MONTAGS-DEMO FREIBURG
Redebeitrag vom 4.09.06

Urlaub mit ALG II ?

 

Hetze und Realität

Volker Kauder, Fraktionsvorsitzender der Union im Deutschen Bundestag, hatte ungestraft bereits im Juni in einem Interview mit der 'Süddeutschen Zeitung' verkünden dürfen, ALG-II-EmpfängerInnen könnten ohne Risiko für zwei Monate in Urlaub fahren. Die Hetze dieses Haßpredigers, die sofort von anderen weiterverbreitet wurde, hat offenbar in der Öffentlichkeit verfangen, denn danach wurde immer öfter die Forderungen laut, ALG-II-EmpfängerInnen mit Gesetzesverschärfungen die Flausen auszutreiben.

Wie sieht in der Realität die rechtliche Situation aus?

Schon im Juni konnten Erwerbslose, die arbeitslos gemeldet sind, jederzeit - auch für den nächsten Tag - vorgeladen werden. Das ist geltendes Recht schon aus der Zeit vor Hartz IV ! Harte Sanktionen drohen für den Fall, wenn einer Vorladung ohne triftigen Grund nicht nachgekommen wird. Ausnahmen für einen längeren Zeitraum als drei Wochen konnten nur im Ermessen der ARGEn gemacht werden, wenn Erwerbslose einen Antrag stellten. Voraussetzung war, daß Erwerbslose als "schwer vermittelbar" galten und - nach Einschätzung der zuständigen Fallmanager oder Sachbearbeiter für die beantragte Zeit keine Stelle in Aussicht ist.
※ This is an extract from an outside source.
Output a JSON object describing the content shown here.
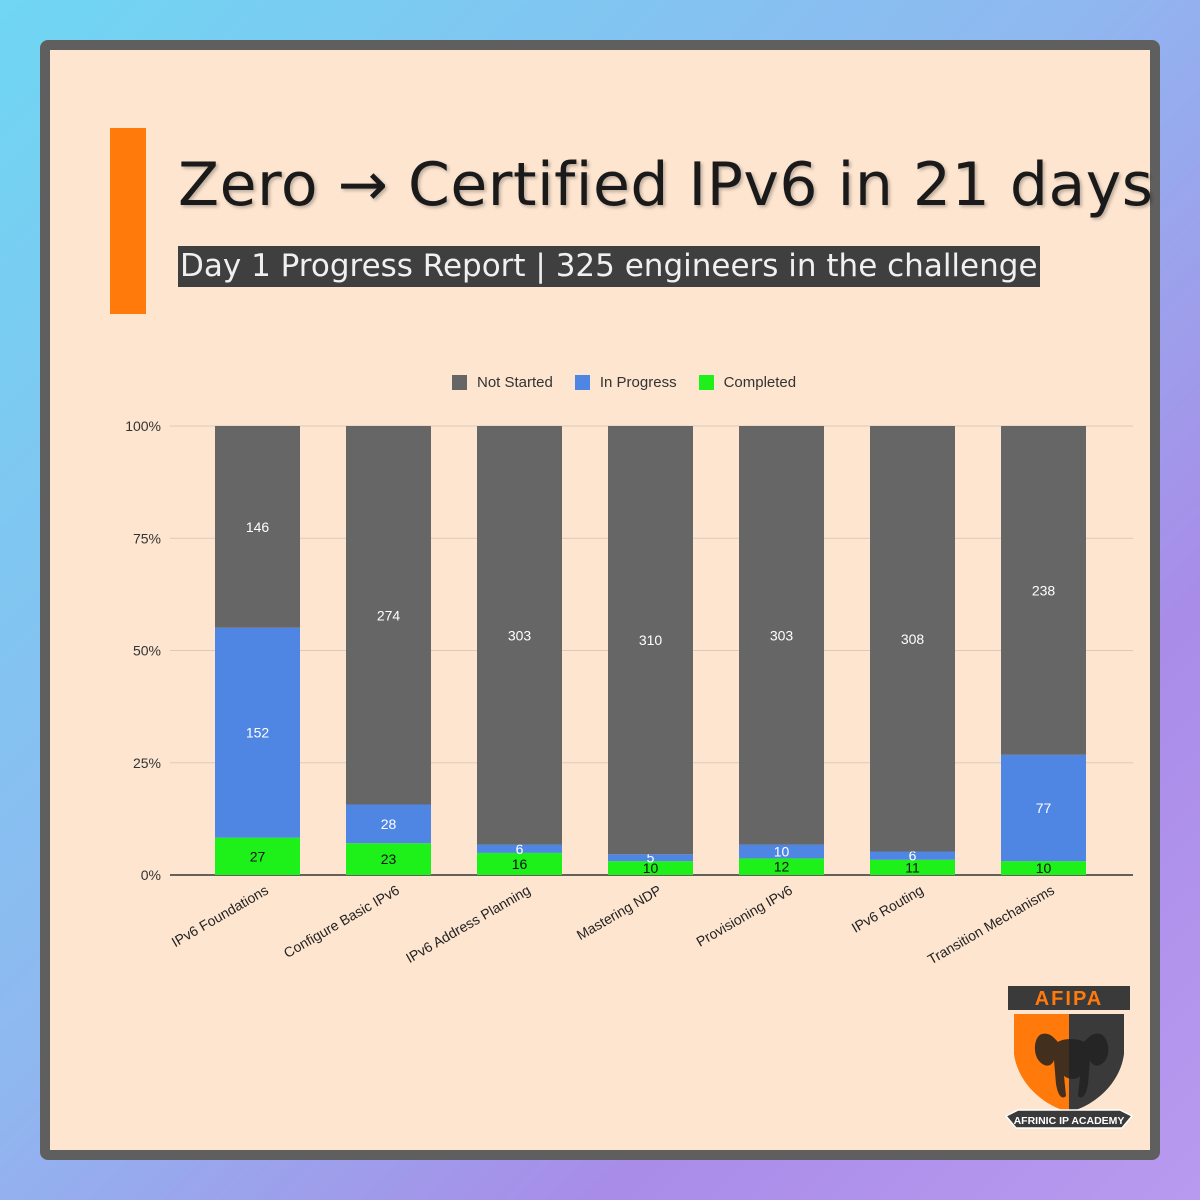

Bei solchen Anträgen geht es übrigens in der Regel gar nicht um Urlaub - wer kann sich schon bei monatliche 345 Euro einen Urlaub leisten? Es geht oft einfach nur um ein oder zwei Wochen freie Zeit ohne Bewerbungsdruck und Ämterstress!

Doch die Stimmungsmache gegen ALG-II-EmpfängerInnen hatte Erfolg: Zum 1. August wurde eine weitere Verschärfung realisiert. Die sogenannte Erreichbarkeitsanordnung wurde für das SGB II in Kraft gesetzt. Dies bedeutet, daß ALG-II-EmpfängerInnen nur noch an drei Wochen im Jahr - nach Beantragung - ortsabwesend sein dürfen.

Doch all diese Regelungen kennen selbst viele ALG-II-EmpfängerInnen nicht genau. So kam es bereits Anfang dieses Jahres öfter vor, daß Ihnen von ARGE-MitarbeiterInnen mitgeteilt wurde, sie dürften keinen Urlaub nehmen.

Tatsächlich gibt es jedoch auch nach dem 1. August die Möglichkeit, sich einmal im Jahr für drei Wochen abzumelden. Nur für diese drei Wochen wird das ALG II weiterbezahlt. Ein Antrag auf diese drei Wochen "Stress-frei" darf von der ARGE übrigens nur abgelehnt werden, wenn aktuell eine konkrete Stelle in Aussicht ist. Es genügt also für eine Ablehnung nicht der vage Hinweis auf mögliche Stellenangebote.

In den übrigen 49 Wochen des Jahres gilt eine Art Residenzpflicht. ALG-II-EmpfängerInnen müssen zumindest jeden Werktag einmal in den Briefkasten schauen.